George Orwell

1984

Angleterre   1949

Genre de texte
roman

Contexte
Ce passage se situe au chapitre 4 de la deuxième section du roman. Winston et Julia viennent de faire l’amour dans leur appartement secret, loué à un vieil antiquaire. Dans une société où l’amour et les secrets sont interdits, Winston et Julia risquent la mort lorsqu’ils se rencontrent à l’appartement. Ils y font l’amour et discutent de leurs projets de révolte contre le Parti. La présence des rats dans la chambre annonce le destin tragique des deux amoureux. Le vieux trahira Julia et Winston, les dénonçant au Parti dont lui-même est membre et pour lequel il joue le rôle d’espion.
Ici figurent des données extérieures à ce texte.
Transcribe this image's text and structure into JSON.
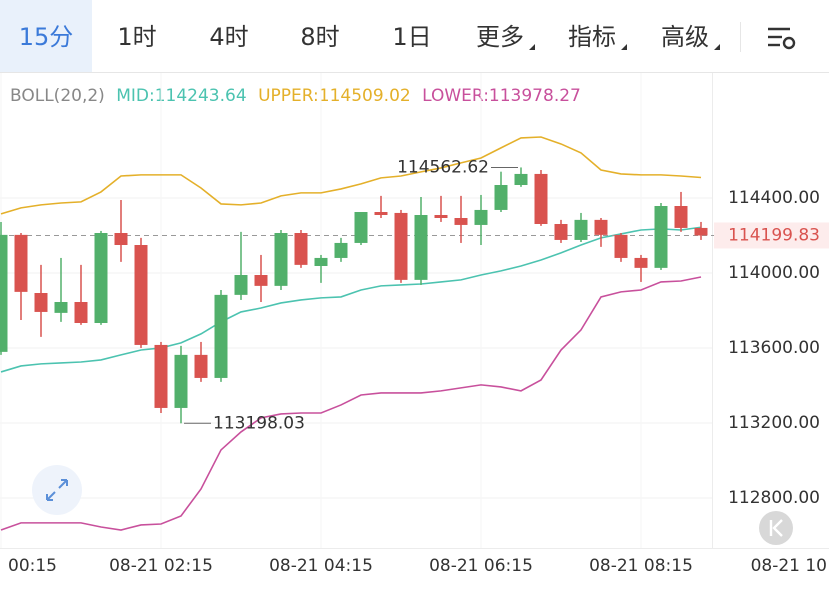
{
  "tabs": [
    "15分",
    "1时",
    "4时",
    "8时",
    "1日",
    "更多",
    "指标",
    "高级"
  ],
  "chart_data": {
    "type": "candlestick",
    "indicator": "BOLL(20,2)",
    "up_color": "#52b06b",
    "down_color": "#d9534f",
    "open": [
      113579,
      114203,
      113893,
      113787,
      113845,
      113733,
      114213,
      114149,
      113616,
      113280,
      113563,
      113440,
      113883,
      113989,
      113931,
      114213,
      114037,
      114080,
      114160,
      114325,
      114320,
      113963,
      114309,
      114293,
      114256,
      114336,
      114469,
      114528,
      114261,
      114176,
      114283,
      114203,
      114080,
      114027,
      114357,
      114240
    ],
    "high": [
      114272,
      114213,
      114043,
      114080,
      114043,
      114224,
      114389,
      114187,
      113632,
      113611,
      113632,
      113909,
      114219,
      114096,
      114229,
      114229,
      114096,
      114187,
      114325,
      114411,
      114336,
      114405,
      114411,
      114411,
      114416,
      114540,
      114562.62,
      114549,
      114283,
      114320,
      114293,
      114213,
      114096,
      114373,
      114432,
      114272
    ],
    "low": [
      113563,
      113749,
      113659,
      113739,
      113723,
      113723,
      114059,
      113600,
      113253,
      113198.03,
      113419,
      113419,
      113856,
      113845,
      113909,
      114027,
      113947,
      114059,
      114149,
      114293,
      113947,
      113936,
      114272,
      114160,
      114149,
      114325,
      114459,
      114251,
      114160,
      114165,
      114139,
      114059,
      113952,
      114016,
      114219,
      114176
    ],
    "close": [
      114203,
      113899,
      113792,
      113845,
      113733,
      114213,
      114149,
      113616,
      113280,
      113563,
      113440,
      113883,
      113989,
      113931,
      114213,
      114043,
      114080,
      114160,
      114325,
      114309,
      113963,
      114309,
      114293,
      114256,
      114336,
      114469,
      114528,
      114261,
      114176,
      114283,
      114203,
      114080,
      114027,
      114357,
      114240,
      114199.83
    ],
    "series": [
      {
        "name": "MID:114243.64",
        "color": "#4cc3b0",
        "values": [
          113472,
          113504,
          113515,
          113520,
          113525,
          113536,
          113563,
          113589,
          113600,
          113627,
          113675,
          113739,
          113792,
          113813,
          113840,
          113856,
          113867,
          113872,
          113909,
          113931,
          113936,
          113941,
          113952,
          113963,
          113989,
          114011,
          114037,
          114069,
          114107,
          114149,
          114187,
          114208,
          114229,
          114235,
          114229,
          114243.64
        ]
      },
      {
        "name": "UPPER:114509.02",
        "color": "#e4b02a",
        "values": [
          114315,
          114347,
          114363,
          114373,
          114379,
          114432,
          114517,
          114523,
          114523,
          114523,
          114453,
          114368,
          114363,
          114373,
          114411,
          114427,
          114427,
          114448,
          114475,
          114507,
          114517,
          114539,
          114560,
          114587,
          114613,
          114667,
          114720,
          114725,
          114688,
          114640,
          114549,
          114528,
          114523,
          114523,
          114517,
          114509.02
        ]
      },
      {
        "name": "LOWER:113978.27",
        "color": "#c8509c",
        "values": [
          112629,
          112667,
          112667,
          112667,
          112667,
          112645,
          112629,
          112656,
          112661,
          112704,
          112848,
          113056,
          113152,
          113227,
          113248,
          113253,
          113253,
          113296,
          113349,
          113360,
          113360,
          113360,
          113371,
          113387,
          113403,
          113392,
          113371,
          113429,
          113589,
          113696,
          113872,
          113899,
          113909,
          113952,
          113957,
          113978.27
        ]
      }
    ],
    "xticks": [
      {
        "value": 0,
        "label": "00:15"
      },
      {
        "value": 8,
        "label": "08-21 02:15"
      },
      {
        "value": 16,
        "label": "08-21 04:15"
      },
      {
        "value": 24,
        "label": "08-21 06:15"
      },
      {
        "value": 32,
        "label": "08-21 08:15"
      },
      {
        "value": 40,
        "label": "08-21 10"
      }
    ],
    "ylim": [
      112533,
      114869
    ],
    "yticks": [
      {
        "value": 112800,
        "label": "112800.00"
      },
      {
        "value": 113200,
        "label": "113200.00"
      },
      {
        "value": 113600,
        "label": "113600.00"
      },
      {
        "value": 114000,
        "label": "114000.00"
      },
      {
        "value": 114400,
        "label": "114400.00"
      }
    ],
    "grid": true
  }
}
Ils seront tous deux arrêtés, emprisonnés et torturés pour leur tentative de révolte.

Texte original

Texte témoin
Nineteen eighty-four, New York : Plume, 2003, p. 147-148.

Édition originale
1984, Paris : Gallimard, 1978, p. 206-207. Traduit de l’anglais par Amélie Audiberti.




3e rêve de Winston

Un cauchemar récurrent

— Des rats, murmura Winston. Dans cette chambre!

— Il y en a partout, dit Julia avec indifférence en se recouchant. Nous en avons même dans la cuisine, au foyer. Il y a des parties de Londres où ils fourmillent. Savais-tu qu’ils attaquent les enfants? Dans certaines rues, les femmes n’osent pas laisser un bébé tout seul deux minutes. Ce sont les grands gros bruns. Et l’horrible, c’est que ces sales bêtes, toujours…

— Tais-toi, dit Winston, les yeux étroitement fermés.

— Chéri! Tu es devenu tout pâle! Qu’y a-t-il? Ce sont les rats qui te donnent mal au cœur?

— De toutes les horreurs du monde… un rat!

Elle se pressa contre lui, enroula ses membres autour de lui, comme pour le rassurer avec la chaleur de son corps. Il ne rouvrit pas les yeux immédiatement. Il avait eu, pendant quelques minutes, l’impression de revivre un cauchemar qui, au cours des années, revenait de temps en temps. C’était toujours à peu près le même. Il était debout devant un mur d’ombre, et de l’autre côté de ce mur, il y avait quelque chose d’intolérable, quelque chose de trop horrible pour être affronté. Dans son rêve, son sentiment profond était toujours un sentiment de duperie volontaire, car, en fait, il savait ce qu’il y avait derrière le mur d’ombre. Il aurait même pu, d’un effort mortel, comme s’il arrachait un morceau de son propre cœur, tirer la chose en pleine lumière. Il se réveillait toujours sans avoir découvert ce que c’était. Mais cela se rapportait, d’une manière ou d’une autre, à ce qu’allait dire Julia quand il lui avait coupé la parole.